The services PMI had climbed to an 11-year high in June at 59.2.

S&P Global, the publisher of one of the most-watched private surveys by economists and policy-makers, said that the recovery of the Indian service sector lost momentum during July as weaker sales growth and inflationary pressures restricted the latest upturn in business activity.

It further said that while marketing efforts underpinned another rise in new work intakes, competitive pressures and unfavourable weather dampened demand.

“That said, the weaker recovery was supplemented by retreating price pressures. Input costs increased at the slowest rate since February, while output charges were hiked to a weaker extent than in June,” the survey said.

Service providers that reported higher sales mentioned favourable demand conditions and fruitful advertising. Growth was dampened by fierce competition and unfavourable weather, according to survey participants.
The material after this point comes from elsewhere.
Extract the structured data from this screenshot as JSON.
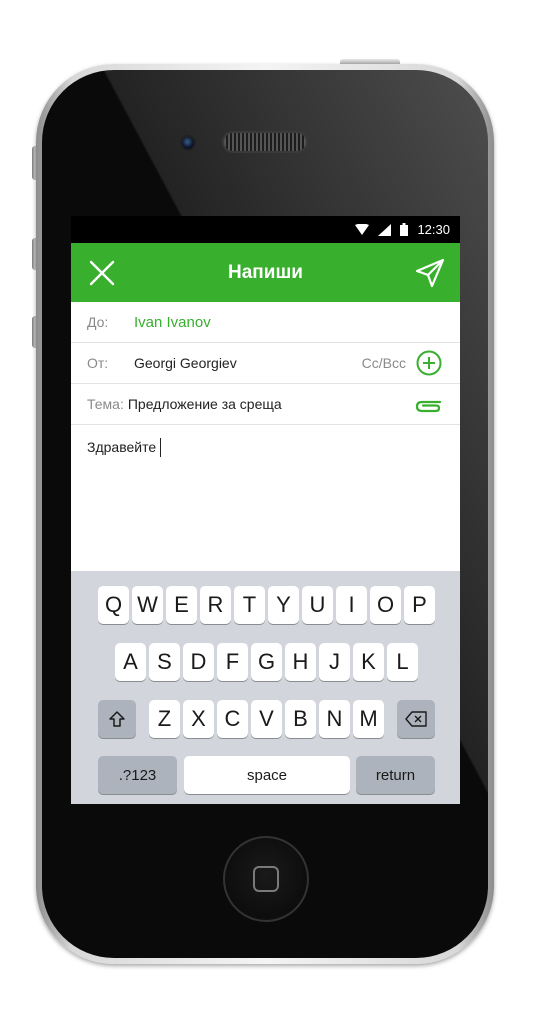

“Underlying data indicated that the domestic market remained the key source of sales growth as international demand for Indian services worsened further. The latest drop in new international business was marked, but the weakest in six months,” S&P Global said.

As per the survey, services companies reported a further increase in their average expenses during July, with food, fuel, materials, staff, retail and transportation cited as the key sources of inflationary pressures. Input costs rose sharply, though at the slowest pace in five months.

The July survey data showed a negligible increase in service sector employment across India. Further, the rate of job creation was fractional and broadly similar to June. The vast majority of firms left payroll numbers unchanged amid a lack of need to raise workforces.

Business sentiment in the service economy was subdued in July, the survey said.

Pollyanna De Lima, Economics Associate Director at S&P Global Market Intelligence, said that there were many positives in the latest results and business activity continued to rise strongly, with a similarly robust uplift in new business as the offering of new services and marketing efforts bore fruit.

“There was, however, a noticeable loss of momentum for the Indian service economy as demand was somewhat curtailed by competitive pressures, elevated inflation and unfavourable weather. Both output and sales increased at the weakest rates for four months,” De Lima said.